Вообще языковед, с точки зрения неолингвистов, должен с подозрением относиться к той области лингвистики, которая ближе всего изучает материальную сторону языка, – к фонетике.
«Не фонетика должна руководить историком, а историк руководит и создает фонетику, являющуюся лишь служанкой, за которой хозяин должен постоянно следить самым внимательным образом, если не хочет оказаться жертвой техницизма, который может увести его за пределы лингвистической реальности»
Дж. Бонфанте вообще исключает фонетику из языкознания как чересчур материалистическую дисциплину:
«Фонетика, наука экспериментальная и физиологическая, – это не лингвистика»
Такой взгляд явно восходит к утверждениям философа-идеалиста Б. Кроче, для которого материальный элемент языка является избыточным (ср.: Иордан, 1971, 178).
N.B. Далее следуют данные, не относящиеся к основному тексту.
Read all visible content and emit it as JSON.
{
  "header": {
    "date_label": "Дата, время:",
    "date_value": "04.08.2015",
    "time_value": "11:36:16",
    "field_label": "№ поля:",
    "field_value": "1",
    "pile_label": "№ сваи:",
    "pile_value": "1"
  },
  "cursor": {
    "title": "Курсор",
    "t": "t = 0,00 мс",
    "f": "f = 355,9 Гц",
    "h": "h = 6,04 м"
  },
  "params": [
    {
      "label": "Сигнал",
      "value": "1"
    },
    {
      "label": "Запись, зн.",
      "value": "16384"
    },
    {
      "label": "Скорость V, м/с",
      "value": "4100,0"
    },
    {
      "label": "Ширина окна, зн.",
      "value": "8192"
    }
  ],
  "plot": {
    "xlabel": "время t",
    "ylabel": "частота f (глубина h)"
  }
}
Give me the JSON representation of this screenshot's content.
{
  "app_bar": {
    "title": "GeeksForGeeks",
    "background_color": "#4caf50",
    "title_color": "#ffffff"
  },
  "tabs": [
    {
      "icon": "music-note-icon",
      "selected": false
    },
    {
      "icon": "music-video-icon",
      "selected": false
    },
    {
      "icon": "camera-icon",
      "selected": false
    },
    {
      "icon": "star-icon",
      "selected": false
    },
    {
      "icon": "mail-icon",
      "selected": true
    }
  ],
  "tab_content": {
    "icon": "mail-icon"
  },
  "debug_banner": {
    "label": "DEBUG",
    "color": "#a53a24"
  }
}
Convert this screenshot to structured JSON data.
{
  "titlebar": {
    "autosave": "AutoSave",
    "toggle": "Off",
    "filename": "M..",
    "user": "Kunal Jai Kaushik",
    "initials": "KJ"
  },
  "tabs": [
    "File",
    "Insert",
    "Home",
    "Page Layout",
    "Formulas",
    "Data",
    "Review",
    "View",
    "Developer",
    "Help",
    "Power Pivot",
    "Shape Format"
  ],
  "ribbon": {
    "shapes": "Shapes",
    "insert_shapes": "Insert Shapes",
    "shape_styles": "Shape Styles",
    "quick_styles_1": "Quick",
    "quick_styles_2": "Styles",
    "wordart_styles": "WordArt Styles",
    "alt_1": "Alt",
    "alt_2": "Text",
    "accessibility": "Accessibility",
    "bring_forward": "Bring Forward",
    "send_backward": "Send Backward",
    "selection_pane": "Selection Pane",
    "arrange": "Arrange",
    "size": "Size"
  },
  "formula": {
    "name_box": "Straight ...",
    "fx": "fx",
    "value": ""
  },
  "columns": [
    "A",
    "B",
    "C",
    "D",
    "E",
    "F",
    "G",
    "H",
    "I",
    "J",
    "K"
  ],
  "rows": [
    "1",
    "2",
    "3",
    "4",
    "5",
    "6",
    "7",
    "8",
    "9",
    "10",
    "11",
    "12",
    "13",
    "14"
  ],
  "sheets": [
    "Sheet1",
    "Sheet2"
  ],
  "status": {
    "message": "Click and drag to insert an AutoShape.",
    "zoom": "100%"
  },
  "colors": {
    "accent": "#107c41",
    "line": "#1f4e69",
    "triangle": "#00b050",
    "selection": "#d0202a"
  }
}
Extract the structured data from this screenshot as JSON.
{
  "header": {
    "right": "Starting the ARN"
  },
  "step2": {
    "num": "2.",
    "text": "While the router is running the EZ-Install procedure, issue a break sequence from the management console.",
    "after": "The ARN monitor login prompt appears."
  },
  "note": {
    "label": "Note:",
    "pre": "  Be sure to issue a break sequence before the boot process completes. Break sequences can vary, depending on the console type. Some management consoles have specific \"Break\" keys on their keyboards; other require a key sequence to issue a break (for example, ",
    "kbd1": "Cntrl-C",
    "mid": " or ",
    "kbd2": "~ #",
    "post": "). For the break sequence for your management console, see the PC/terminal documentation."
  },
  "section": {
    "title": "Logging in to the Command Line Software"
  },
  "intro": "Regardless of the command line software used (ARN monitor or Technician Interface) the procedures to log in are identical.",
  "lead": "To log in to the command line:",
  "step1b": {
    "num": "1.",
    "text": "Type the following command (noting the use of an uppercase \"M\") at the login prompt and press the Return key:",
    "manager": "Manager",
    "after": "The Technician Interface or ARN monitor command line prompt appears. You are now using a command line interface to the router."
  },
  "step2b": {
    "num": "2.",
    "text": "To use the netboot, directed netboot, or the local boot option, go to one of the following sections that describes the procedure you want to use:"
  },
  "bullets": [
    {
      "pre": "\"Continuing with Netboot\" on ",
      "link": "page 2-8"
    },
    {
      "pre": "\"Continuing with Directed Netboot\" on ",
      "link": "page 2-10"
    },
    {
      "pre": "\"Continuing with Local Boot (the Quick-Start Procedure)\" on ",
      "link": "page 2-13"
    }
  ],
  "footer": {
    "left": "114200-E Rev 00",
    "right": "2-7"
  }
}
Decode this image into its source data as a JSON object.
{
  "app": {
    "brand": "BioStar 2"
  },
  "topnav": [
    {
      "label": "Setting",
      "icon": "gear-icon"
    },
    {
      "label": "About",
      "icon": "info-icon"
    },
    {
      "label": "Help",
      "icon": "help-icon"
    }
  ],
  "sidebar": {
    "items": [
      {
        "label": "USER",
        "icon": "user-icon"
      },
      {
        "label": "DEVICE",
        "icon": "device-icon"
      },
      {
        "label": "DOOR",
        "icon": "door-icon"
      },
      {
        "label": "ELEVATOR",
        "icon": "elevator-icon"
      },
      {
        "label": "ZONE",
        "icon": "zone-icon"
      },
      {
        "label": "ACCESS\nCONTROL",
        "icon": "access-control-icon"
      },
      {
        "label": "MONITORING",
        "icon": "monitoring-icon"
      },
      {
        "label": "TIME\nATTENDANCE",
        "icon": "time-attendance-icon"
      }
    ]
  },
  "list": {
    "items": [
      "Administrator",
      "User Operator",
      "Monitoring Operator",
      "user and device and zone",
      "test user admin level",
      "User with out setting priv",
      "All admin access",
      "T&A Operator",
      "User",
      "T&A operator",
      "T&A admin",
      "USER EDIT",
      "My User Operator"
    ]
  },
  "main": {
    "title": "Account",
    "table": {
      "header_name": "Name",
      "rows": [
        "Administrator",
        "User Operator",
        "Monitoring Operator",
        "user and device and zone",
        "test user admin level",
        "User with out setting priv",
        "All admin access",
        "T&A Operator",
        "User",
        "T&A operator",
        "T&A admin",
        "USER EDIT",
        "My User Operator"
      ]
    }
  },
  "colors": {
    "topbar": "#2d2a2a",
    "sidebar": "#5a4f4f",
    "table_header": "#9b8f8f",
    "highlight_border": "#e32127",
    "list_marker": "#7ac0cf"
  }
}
Неолингвисты не могут также согласиться с положением младограмматиков о том, что язык – явление коллективное. Понятия «английский язык», «французский язык», «итальянский язык» перечеркиваются ими на том основании, что реальным якобы является только индивидуальный язык. Даже
«грамматические категории, подобно фонетическим и морфологическим изменениям, индивидуального происхождения»
Используя отдельные факты из истории языков, неолингвисты ставят под сомнение отстаиваемый младограмматиками взгляд на генетическое родство языков и провозглашают, что в результате языковых контактов языки могут изменять свою генетическую зависимость. Например, румынский язык, по их мнению, нельзя считать романским из-за испытанного им славянского влияния, ибо языки якобы «могут изменять свою вассальную зависимость и переходить из одной группы в другую, если новое влияние оказывается достаточно сильным». Однако, как пишет Г. Климов, при определении генетических связей языка «количественный критерий может вступать в противоречие с иерархической значимостью рассматриваемых элементов языка в его структуре» (Общее языкознание, 1970, 290). Таково же мнение и других ученых, считающих тезис неолингвистов об «изменении вассальной зависимости» языка по меньшей мере недостаточно аргументированным (см.: Ильяшенко, 1970, 46; Ткаченко, 1971, 9; Graur, 1960, 436; Tratat…, 1971, 538).
Совершенно чужд неолингвистам материализм младограмматической концепции языка. Именно поэтому они решительно осуждают внимание младограмматиков к собиранию языкового материала, предлагая решать лингвистические проблемы с помощью «живой искры человеческой идеи, которая выходит за пределы рассматриваемого вопроса» (Bonfante, 1947, 354). Дж. Бертони прямо выражал свои опасения в связи с тем, что младограмматики встали на
«опасную почву узкого материализма, который может превратить лингвистику в одну из самых больших человеческих мертвечин»
Чем же хотели заменить неолингвисты материалистическую концепцию языка? Прежде всего они подчеркивали, что язык – это «божественная деятельность человека», поэтому проблема происхождения языка якобы находится вне компетенции языкознания, ее может решить только богословие (см. : Breviario, 1925, 44. Ср. мнение В. Георгиева об этом тезисе: Общее языкознание, 1976, 85).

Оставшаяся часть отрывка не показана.